La secrétaire générale du syndicat CGT, Sophie Binet, s’est réjouie d’une « journée très forte qui montre la détermination à obtenir le retrait de la réforme des retraites », et son homologue de la CFDT, Laurent Berger, a vanté « un gros 1er-Mai », une « grosse mobilisation » qui « n’est pas un baroud d’honneur ».

Si elle était loin des niveaux record de la fin janvier, lorsque près de 1,3 million de personnes avaient défilé selon le ministère de l’Intérieur, la mobilisation lors de cette fête du Travail est restée forte après 12 journées de défilés et bien au-delà d’un 1er-Mai classique.

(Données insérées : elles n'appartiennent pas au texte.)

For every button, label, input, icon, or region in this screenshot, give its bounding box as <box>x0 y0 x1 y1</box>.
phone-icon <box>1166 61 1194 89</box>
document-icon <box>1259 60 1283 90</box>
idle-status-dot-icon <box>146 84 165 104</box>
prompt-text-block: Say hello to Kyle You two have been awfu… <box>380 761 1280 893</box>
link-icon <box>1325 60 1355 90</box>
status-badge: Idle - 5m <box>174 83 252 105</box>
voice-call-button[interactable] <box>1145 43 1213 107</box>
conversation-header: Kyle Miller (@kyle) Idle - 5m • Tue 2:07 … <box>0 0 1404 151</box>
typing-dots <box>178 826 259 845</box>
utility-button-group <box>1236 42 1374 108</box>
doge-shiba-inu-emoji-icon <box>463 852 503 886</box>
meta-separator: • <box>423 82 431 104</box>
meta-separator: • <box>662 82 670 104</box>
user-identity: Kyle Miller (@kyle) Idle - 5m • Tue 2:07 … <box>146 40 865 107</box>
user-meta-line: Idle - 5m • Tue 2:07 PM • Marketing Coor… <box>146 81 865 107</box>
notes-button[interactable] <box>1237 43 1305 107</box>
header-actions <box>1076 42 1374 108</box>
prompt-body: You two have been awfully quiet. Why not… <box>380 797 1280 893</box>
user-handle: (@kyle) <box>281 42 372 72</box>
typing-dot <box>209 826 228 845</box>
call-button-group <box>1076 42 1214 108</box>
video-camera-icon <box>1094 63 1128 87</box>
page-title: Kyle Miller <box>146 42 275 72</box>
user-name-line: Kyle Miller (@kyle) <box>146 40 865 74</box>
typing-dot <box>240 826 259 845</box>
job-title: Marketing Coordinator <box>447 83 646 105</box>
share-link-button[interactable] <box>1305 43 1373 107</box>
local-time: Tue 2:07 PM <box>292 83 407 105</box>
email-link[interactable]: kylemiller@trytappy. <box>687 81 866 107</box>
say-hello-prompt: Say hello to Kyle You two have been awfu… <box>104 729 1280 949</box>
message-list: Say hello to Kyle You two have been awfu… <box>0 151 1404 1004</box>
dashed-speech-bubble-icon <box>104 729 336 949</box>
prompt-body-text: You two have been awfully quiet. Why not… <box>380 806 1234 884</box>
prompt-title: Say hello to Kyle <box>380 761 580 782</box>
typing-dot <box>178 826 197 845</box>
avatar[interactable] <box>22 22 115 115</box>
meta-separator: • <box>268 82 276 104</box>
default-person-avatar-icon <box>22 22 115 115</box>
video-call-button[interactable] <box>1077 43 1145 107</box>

La CGT a assuré que quelque 550 000 personnes participaient à la manifestation parisienne et 2,3 millions dans toute la France. Le ministère de l’Intérieur a lui dénombré 782 000 manifestants dans toute la France, dont 112 000 à Paris. Ils étaient 94 000 dans la capitale selon un comptage du cabinet indépendant Occurrence pour un collectif de médias, dont l’AFP.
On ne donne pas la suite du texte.